Perhaps most significant to investors: Mr. Ibrahim was a member of the Shariah Board of America, a Devon-based group of Islamic clerics who advise Muslim investors. The board certified Sunrise as conforming to an Islamic law that prohibits Muslims from earning interest on investments. Instead of interest, Sunrise Equities paid dividends in lump sums.

Fazal Mahmood, an engineer from suburban Des Plaines, invested $50,000 around 2004 after a friend on Devon Avenue told him Mr. Ibrahim was an upstanding community member whose investments made good profits. Mr. Mahmood, a 52-year-old Pakistani immigrant, met Mr. Ibrahim and liked him.

“He seemed like a good, dependable man,” said Mr. Mahmood, who wanted to earn money for his two daughters’ tuition to private colleges.

For three years he received an 18 percent return, as Mr. Ibrahim had promised. Last year, Mr. Ibrahim persuaded him to borrow $200,000 against his home, Mr. Mahmood said. In return, Mr. Ibrahim gave him an unsecured promissory note, which Sunrise was not licensed to issue.

An unsecured note serves as proof of an investment but provides no collateral, so investors had no recourse after Mr. Ibrahim disappeared, Mr. Azam said.

During a meeting in August, Mr. Ibrahim told about 50 investors, including Mr. Mahmood, that banks were demanding $1 million more from him. The investors decided to chip in and help Mr. Ibrahim, Mr. Mahmood said. A few weeks later, Mr. Mahmood learned that Mr. Ibrahim had disappeared.

“You trust your fellow man and then he does such a thing,” Mr. Mahmood said. “It’s disturbing.”

Many believe Mr. Ibrahim and his family have returned to Pakistan.

Sunrise’s Devon Avenue offices are closed. The director of the Illinois Securities Department said the company doesn’t have a lawyer.

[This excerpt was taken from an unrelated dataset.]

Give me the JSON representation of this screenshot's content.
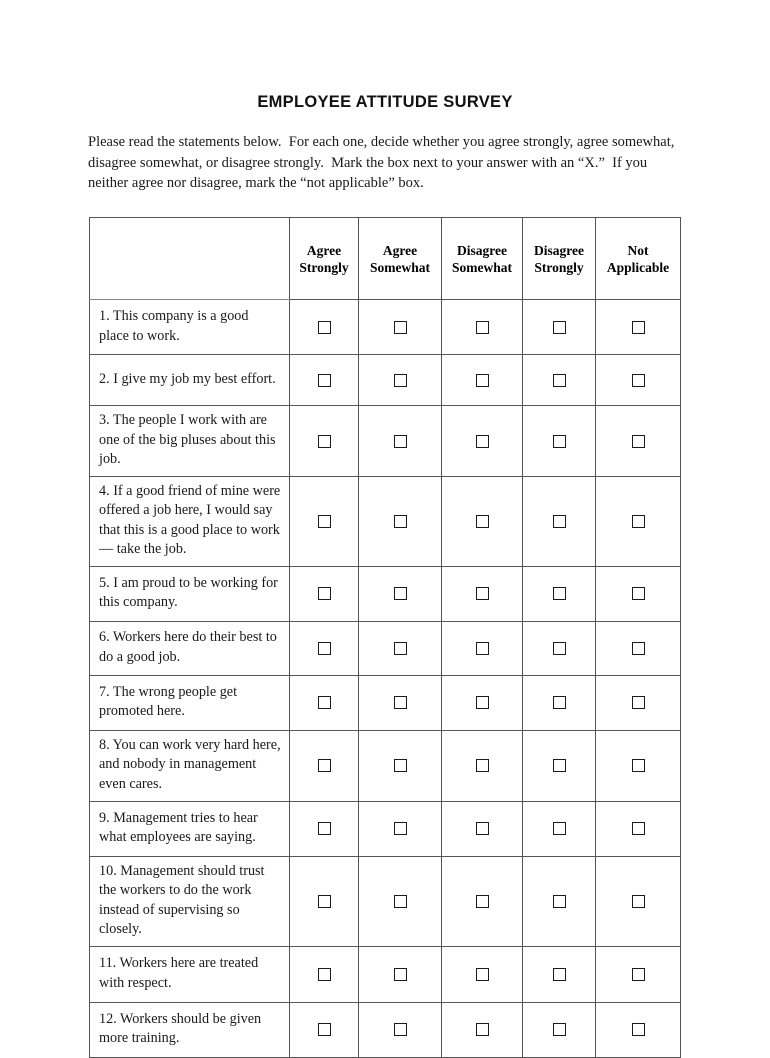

No one responded to a message left by the Associated Press at Mr. Ibrahim’s last known residence or at the home of Sunrise’s senior vice president, Amjed Mahmood. No phone number could be located for senior vice president Mohammad Akbar Zahid.

The state Securities Department took steps Wednesday to safeguard investors’ money by suspending Sunrise’s ability to buy and sell assets.

Director Tanya Solov said her office may work with Attorney General Lisa Madigan or the U.S. Attorneys’ office to pursue criminal charges against Mr. Ibrahim or Sunrise.